Привлекательная сторона жизни, однако, не была категорически отменена – об уходе в монастырь речи не заходило. Новый любовник, тридцатипятилетний великий князь Сергей Михайлович, баловал ее как мог, предупреждал малейшие желания. Купил дачу в Стрельне с садом, простирающимся до самого моря; она с удовольствием ее отделывала, обставляла мебелью: спальню – «мельцеровским» гарнитуром, маленький круглый будуар – вещами из светлого дерева от Бюхнера.

Целиком сосредоточиться на печальном не удавалось. На благотворительном вечере в пользу сиротских домов познакомилась с очаровательным Стасем Поклевским, дипломатом, который, оказывается, не пропускал ни одной ее премьеры, а нынче специально приехал из Лондона, где служил первым секретарем русского посольства, чтобы увидеть ее в новом балете – «Пробуждение Флоры».

Он сделался своим в доме.
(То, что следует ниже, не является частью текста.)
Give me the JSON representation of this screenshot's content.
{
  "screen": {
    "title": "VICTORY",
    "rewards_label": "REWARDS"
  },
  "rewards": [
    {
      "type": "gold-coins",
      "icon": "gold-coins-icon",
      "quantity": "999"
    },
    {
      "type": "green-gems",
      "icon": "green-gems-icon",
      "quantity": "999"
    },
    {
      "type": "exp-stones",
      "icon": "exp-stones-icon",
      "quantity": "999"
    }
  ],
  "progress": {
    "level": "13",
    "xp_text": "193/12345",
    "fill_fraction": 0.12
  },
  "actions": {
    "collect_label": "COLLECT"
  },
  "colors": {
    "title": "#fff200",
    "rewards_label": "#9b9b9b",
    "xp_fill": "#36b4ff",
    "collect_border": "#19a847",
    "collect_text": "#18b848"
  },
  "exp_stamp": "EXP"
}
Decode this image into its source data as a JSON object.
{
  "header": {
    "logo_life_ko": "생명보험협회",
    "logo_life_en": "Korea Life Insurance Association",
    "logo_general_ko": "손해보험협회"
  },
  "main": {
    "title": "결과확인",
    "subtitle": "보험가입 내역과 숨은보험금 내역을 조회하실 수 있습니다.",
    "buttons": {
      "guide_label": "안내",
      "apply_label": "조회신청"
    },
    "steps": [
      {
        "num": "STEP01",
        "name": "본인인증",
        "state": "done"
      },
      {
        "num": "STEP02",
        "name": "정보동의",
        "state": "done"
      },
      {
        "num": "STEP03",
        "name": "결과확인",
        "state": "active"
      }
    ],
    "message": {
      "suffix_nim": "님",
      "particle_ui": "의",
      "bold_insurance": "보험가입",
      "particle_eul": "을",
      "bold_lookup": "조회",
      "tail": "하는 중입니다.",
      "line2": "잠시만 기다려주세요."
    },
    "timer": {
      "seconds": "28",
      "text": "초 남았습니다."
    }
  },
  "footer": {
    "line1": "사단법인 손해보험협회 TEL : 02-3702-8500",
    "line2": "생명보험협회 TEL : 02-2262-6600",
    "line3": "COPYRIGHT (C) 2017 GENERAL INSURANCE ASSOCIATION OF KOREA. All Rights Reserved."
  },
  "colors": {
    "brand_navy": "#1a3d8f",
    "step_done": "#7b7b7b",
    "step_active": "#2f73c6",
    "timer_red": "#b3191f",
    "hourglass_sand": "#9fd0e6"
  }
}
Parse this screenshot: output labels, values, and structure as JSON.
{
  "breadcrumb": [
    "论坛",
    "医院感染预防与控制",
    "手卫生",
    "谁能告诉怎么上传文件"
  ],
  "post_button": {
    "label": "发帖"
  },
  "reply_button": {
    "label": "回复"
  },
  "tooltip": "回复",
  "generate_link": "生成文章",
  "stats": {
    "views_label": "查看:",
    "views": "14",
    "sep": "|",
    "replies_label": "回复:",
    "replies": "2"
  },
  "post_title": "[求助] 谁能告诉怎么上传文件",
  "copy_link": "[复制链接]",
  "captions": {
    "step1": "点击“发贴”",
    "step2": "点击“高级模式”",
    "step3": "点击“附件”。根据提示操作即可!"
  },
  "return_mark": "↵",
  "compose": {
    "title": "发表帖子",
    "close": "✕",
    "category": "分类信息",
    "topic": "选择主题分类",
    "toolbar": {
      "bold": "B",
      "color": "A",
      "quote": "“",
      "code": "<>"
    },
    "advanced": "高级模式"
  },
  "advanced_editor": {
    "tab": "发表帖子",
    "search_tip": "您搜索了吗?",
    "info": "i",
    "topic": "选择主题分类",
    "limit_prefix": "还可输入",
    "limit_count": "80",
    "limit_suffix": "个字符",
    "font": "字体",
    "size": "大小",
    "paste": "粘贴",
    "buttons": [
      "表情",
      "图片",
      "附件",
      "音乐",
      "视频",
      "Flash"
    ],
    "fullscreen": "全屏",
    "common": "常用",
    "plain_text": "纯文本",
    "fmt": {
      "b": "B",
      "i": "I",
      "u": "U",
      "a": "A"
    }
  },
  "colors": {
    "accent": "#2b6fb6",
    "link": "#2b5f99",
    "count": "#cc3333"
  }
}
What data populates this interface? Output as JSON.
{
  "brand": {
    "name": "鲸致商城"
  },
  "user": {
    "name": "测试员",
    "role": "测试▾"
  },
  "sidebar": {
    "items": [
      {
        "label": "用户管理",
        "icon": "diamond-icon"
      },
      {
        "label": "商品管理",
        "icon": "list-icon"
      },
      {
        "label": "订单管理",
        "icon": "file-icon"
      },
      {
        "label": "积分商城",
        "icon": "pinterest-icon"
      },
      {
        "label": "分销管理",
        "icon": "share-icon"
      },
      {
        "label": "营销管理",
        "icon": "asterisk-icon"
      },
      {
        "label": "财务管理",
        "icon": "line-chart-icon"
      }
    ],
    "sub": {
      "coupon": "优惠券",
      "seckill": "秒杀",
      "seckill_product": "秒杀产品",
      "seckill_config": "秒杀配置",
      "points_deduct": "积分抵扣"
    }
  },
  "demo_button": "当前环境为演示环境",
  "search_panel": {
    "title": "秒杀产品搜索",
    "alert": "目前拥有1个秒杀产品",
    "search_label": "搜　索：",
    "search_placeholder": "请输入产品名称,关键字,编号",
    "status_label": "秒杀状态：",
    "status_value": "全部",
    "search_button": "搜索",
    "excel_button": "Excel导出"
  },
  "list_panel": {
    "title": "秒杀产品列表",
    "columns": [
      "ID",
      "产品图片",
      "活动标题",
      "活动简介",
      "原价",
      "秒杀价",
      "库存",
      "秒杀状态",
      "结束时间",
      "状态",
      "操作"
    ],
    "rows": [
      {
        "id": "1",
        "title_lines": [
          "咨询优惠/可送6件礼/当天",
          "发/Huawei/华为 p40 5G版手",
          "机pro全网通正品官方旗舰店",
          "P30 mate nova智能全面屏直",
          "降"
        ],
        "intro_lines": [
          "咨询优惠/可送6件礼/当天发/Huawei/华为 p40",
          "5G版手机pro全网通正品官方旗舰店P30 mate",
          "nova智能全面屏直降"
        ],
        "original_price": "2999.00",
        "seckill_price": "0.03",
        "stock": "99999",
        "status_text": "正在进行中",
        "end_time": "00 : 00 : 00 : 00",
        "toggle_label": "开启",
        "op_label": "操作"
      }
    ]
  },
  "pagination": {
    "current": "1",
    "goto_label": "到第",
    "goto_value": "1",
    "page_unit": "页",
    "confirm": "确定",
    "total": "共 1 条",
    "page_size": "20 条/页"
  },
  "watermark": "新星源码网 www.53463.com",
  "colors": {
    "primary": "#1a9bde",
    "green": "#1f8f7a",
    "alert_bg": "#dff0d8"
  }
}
Был невероятно милым – учил английскому, заваливал корзинами цветов, по три раза на дню признавался в любви; веселил несказанно. Вернулась как-то из театра, горничная отворяет дверь, а в углу передней – чучело преогромного белого медведя: прислали от Поклевского. Сюрприз, однако, этим не ограничился. Нюра, помогши раздеться, попросила с загадочным видом не двигаться, умчалась в комнаты, оттуда через минуту раздались отчетливо фортепианные аккорды: вальс Шопена. Вихрем влетев в гостиную, она не поверила увиденному: горничная, едва умевшая читать по слогам, сидя к ней спиной, вдохновенно музицировала за невесть откуда взявшимся изящным белым фортепиано – механическим, как выяснилось миг спустя, приводимым в действие с помощью упрятанной внутри машинки. Снова – Поклевский…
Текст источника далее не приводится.